Concludiamo questo breve excursus (senza pretesa di completezza) tra alcune delle scrittrici
iraniane contemporanee più prestigiose con quella che avvince per la prosa alta e mistica come le
sue storie: Bahiyyih Nakhjavani autrice, tra l’altro, di I viaggiatori dell’alba e La donna che
leggeva troppo, entrambi editi da Rizzoli. Come già detto, il primo dei due è meglio conosciuto con
il titolo La bisaccia, indubbiamente più pregnante poiché tutta la storia, anzi le storie, ruotano
attorno ad una misteriosa bisaccia. Tante persone ne vengono in possesso a vario titolo; tutte
persone le cui vite, in un modo o nell’altro, muteranno. Ma cosa contiene realmente la bisaccia?

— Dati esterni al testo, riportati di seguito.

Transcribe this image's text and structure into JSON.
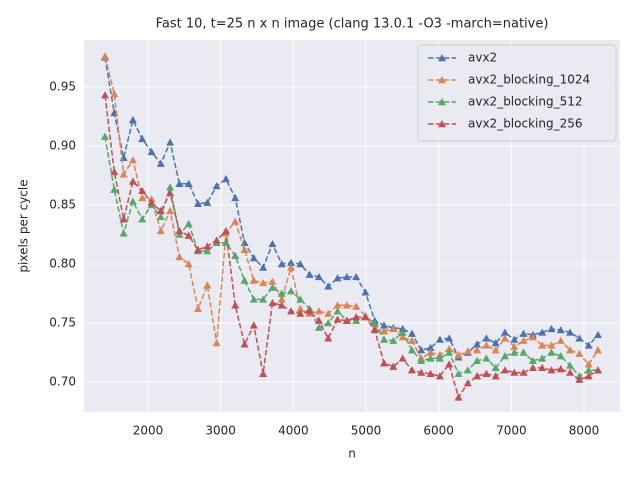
{
  "chart_data": {
    "type": "line",
    "title": "Fast 10, t=25  n x n image (clang 13.0.1 -O3 -march=native)",
    "x_label": "n",
    "y_label": "pixels per cycle",
    "x": [
      1408,
      1536,
      1664,
      1792,
      1920,
      2048,
      2176,
      2304,
      2432,
      2560,
      2688,
      2816,
      2944,
      3072,
      3200,
      3328,
      3456,
      3584,
      3712,
      3840,
      3968,
      4096,
      4224,
      4352,
      4480,
      4608,
      4736,
      4864,
      4992,
      5120,
      5248,
      5376,
      5504,
      5632,
      5760,
      5888,
      6016,
      6144,
      6272,
      6400,
      6528,
      6656,
      6784,
      6912,
      7040,
      7168,
      7296,
      7424,
      7552,
      7680,
      7808,
      7936,
      8064,
      8192
    ],
    "series": [
      {
        "name": "avx2",
        "color": "#4c72b0",
        "values": [
          0.975,
          0.928,
          0.89,
          0.922,
          0.906,
          0.895,
          0.885,
          0.903,
          0.868,
          0.868,
          0.851,
          0.852,
          0.866,
          0.872,
          0.856,
          0.818,
          0.805,
          0.797,
          0.817,
          0.8,
          0.801,
          0.8,
          0.791,
          0.789,
          0.781,
          0.788,
          0.789,
          0.789,
          0.776,
          0.752,
          0.748,
          0.746,
          0.745,
          0.741,
          0.727,
          0.729,
          0.736,
          0.737,
          0.721,
          0.725,
          0.732,
          0.737,
          0.733,
          0.742,
          0.736,
          0.741,
          0.74,
          0.742,
          0.745,
          0.744,
          0.742,
          0.737,
          0.731,
          0.74
        ]
      },
      {
        "name": "avx2_blocking_1024",
        "color": "#dd8452",
        "values": [
          0.976,
          0.944,
          0.876,
          0.888,
          0.856,
          0.855,
          0.828,
          0.845,
          0.806,
          0.8,
          0.762,
          0.782,
          0.733,
          0.826,
          0.836,
          0.812,
          0.786,
          0.784,
          0.785,
          0.77,
          0.797,
          0.762,
          0.758,
          0.76,
          0.758,
          0.765,
          0.765,
          0.764,
          0.756,
          0.745,
          0.743,
          0.745,
          0.738,
          0.735,
          0.72,
          0.725,
          0.723,
          0.728,
          0.723,
          0.726,
          0.727,
          0.731,
          0.727,
          0.737,
          0.73,
          0.735,
          0.738,
          0.731,
          0.731,
          0.735,
          0.727,
          0.724,
          0.715,
          0.727
        ]
      },
      {
        "name": "avx2_blocking_512",
        "color": "#55a868",
        "values": [
          0.908,
          0.863,
          0.826,
          0.853,
          0.838,
          0.85,
          0.84,
          0.865,
          0.825,
          0.834,
          0.811,
          0.811,
          0.818,
          0.818,
          0.807,
          0.786,
          0.77,
          0.77,
          0.78,
          0.775,
          0.777,
          0.77,
          0.762,
          0.746,
          0.75,
          0.76,
          0.752,
          0.752,
          0.755,
          0.75,
          0.736,
          0.735,
          0.742,
          0.727,
          0.718,
          0.72,
          0.72,
          0.725,
          0.707,
          0.71,
          0.718,
          0.72,
          0.712,
          0.722,
          0.725,
          0.725,
          0.718,
          0.72,
          0.725,
          0.722,
          0.714,
          0.705,
          0.71,
          0.71
        ]
      },
      {
        "name": "avx2_blocking_256",
        "color": "#c44e52",
        "values": [
          0.943,
          0.878,
          0.838,
          0.87,
          0.862,
          0.852,
          0.845,
          0.86,
          0.828,
          0.824,
          0.812,
          0.815,
          0.82,
          0.828,
          0.765,
          0.732,
          0.748,
          0.707,
          0.767,
          0.765,
          0.76,
          0.758,
          0.76,
          0.752,
          0.737,
          0.753,
          0.752,
          0.755,
          0.755,
          0.744,
          0.716,
          0.713,
          0.72,
          0.71,
          0.708,
          0.707,
          0.705,
          0.715,
          0.687,
          0.699,
          0.705,
          0.707,
          0.705,
          0.71,
          0.708,
          0.708,
          0.712,
          0.712,
          0.71,
          0.711,
          0.708,
          0.702,
          0.705,
          0.71
        ]
      }
    ],
    "xlim": [
      1119,
      8495
    ],
    "xticks": [
      2000,
      3000,
      4000,
      5000,
      6000,
      7000,
      8000
    ],
    "ylim": [
      0.6746,
      0.9898
    ],
    "yticks": [
      {
        "value": 0.7,
        "label": "0.70"
      },
      0.75,
      {
        "value": 0.8,
        "label": "0.80"
      },
      0.85,
      {
        "value": 0.9,
        "label": "0.90"
      },
      0.95
    ],
    "grid": true,
    "legend": "upper right",
    "line_style": "dashed",
    "marker": "triangle"
  }
}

Perché il suo contenuto influenza tanto le vite di questi individui? Forse contiene ciò che ognuno di
essi cerca. Lungo la via che porta dalla Mecca a Medina i pellegrini cioè un ladro, una giovane
sposa, una serva abissina, un derviscio, un cadavere già in putrefazione, vanno verso il proprio
destino colmi di paure, fatti da nascondere o raccontare, sogni, rimpianti, desideri fino a quando la
bisaccia…. Racconto molto orientale per ambientazione e atmosfera mistica ricca di suggestioni,
questo romanzo semplicemente incanta.
Così come incanta La donna che leggeva troppo. Soprattutto la sua protagonista. Il romanzo, tra
verità e leggenda, è un inno alla donna, alla intelligenza e indipendenza delle donne, al loro
coraggio attraverso la figura di Tahirih Qurratu’l-Ayn, poetessa vissuta nella Persia del 1800 che
osava vivere come un uomo, discutendo di religione e politica, predicando e facendo proseliti,
scrivendo versi e proclamando la dignità delle donne. Era bellissima e, nonostante l’accusa di
omicidio che pendeva sul suo capo, riusciva a sfuggire alla polizia anche grazie al suo fascino.

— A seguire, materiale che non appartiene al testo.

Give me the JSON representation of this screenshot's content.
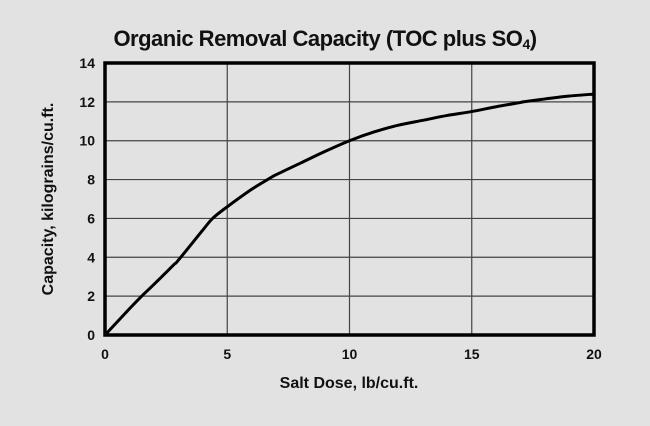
{
  "chart_data": {
    "type": "line",
    "title": "Organic Removal Capacity (TOC plus SO",
    "title_subscript": "4",
    "xlabel": "Salt Dose, lb/cu.ft.",
    "ylabel": "Capacity, kilograins/cu.ft.",
    "xlim": [
      0,
      20
    ],
    "ylim": [
      0,
      14
    ],
    "xticks": [
      0,
      5,
      10,
      15,
      20
    ],
    "yticks": [
      0,
      2,
      4,
      6,
      8,
      10,
      12,
      14
    ],
    "grid": true,
    "legend": null,
    "series": [
      {
        "name": "Organic Removal Capacity",
        "color": "#000000",
        "x": [
          0,
          1,
          1.5,
          2,
          2.8,
          3,
          4,
          4.4,
          5,
          6,
          6.65,
          7,
          8,
          9,
          10,
          11,
          12,
          13,
          14,
          15,
          16,
          17,
          17.1,
          18,
          19,
          20
        ],
        "y": [
          0,
          1.35,
          2,
          2.6,
          3.6,
          3.85,
          5.4,
          6.0,
          6.6,
          7.5,
          8.0,
          8.25,
          8.85,
          9.45,
          10.0,
          10.45,
          10.8,
          11.05,
          11.3,
          11.5,
          11.75,
          11.97,
          12.0,
          12.15,
          12.3,
          12.4
        ]
      }
    ]
  }
}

Davanti a una donna così non si poteva restare indifferenti: o se ne aveva paura o si rimaneva
soggiogati come accadde allo scià. Quando morì la sua fama aumentò vertiginosamente perché
cominciò a circolare la notizia del suo gesto più significativo: nel momento della cattura ebbe il
coraggio di levarsi il velo rivelando il suo viso in pubblico. “Una donna con il velo era come un
libro con la copertina chiusa”.
Ma l’imam Alì, per gli sciiti la più grande autorità religiosa dopo il Profeta, così diceva: “Le donne
sono carenti nella fede e nell’intelligenza. State attenti ai mali che derivano dalle donne, state in
guardia anche rispetto a quelle donne che sembrano buone. Non obbedite loro nemmeno nelle cose
che sembrano sagge, giacché esse possono attrarvi al male… Non consultate le donne perché la loro
visione è debole e la loro determinazione instabile… Coprite i loro occhi tenendole sotto il velo,
perché il rigore del velo le tiene buone… Nel complesso la donna è male, e, quel che è peggio, noi
non possiamo fare a meno di lei”. Parole che si commentano da sole e che, purtroppo, nella
sostanza, non sono relegate soltanto al mondo islamico.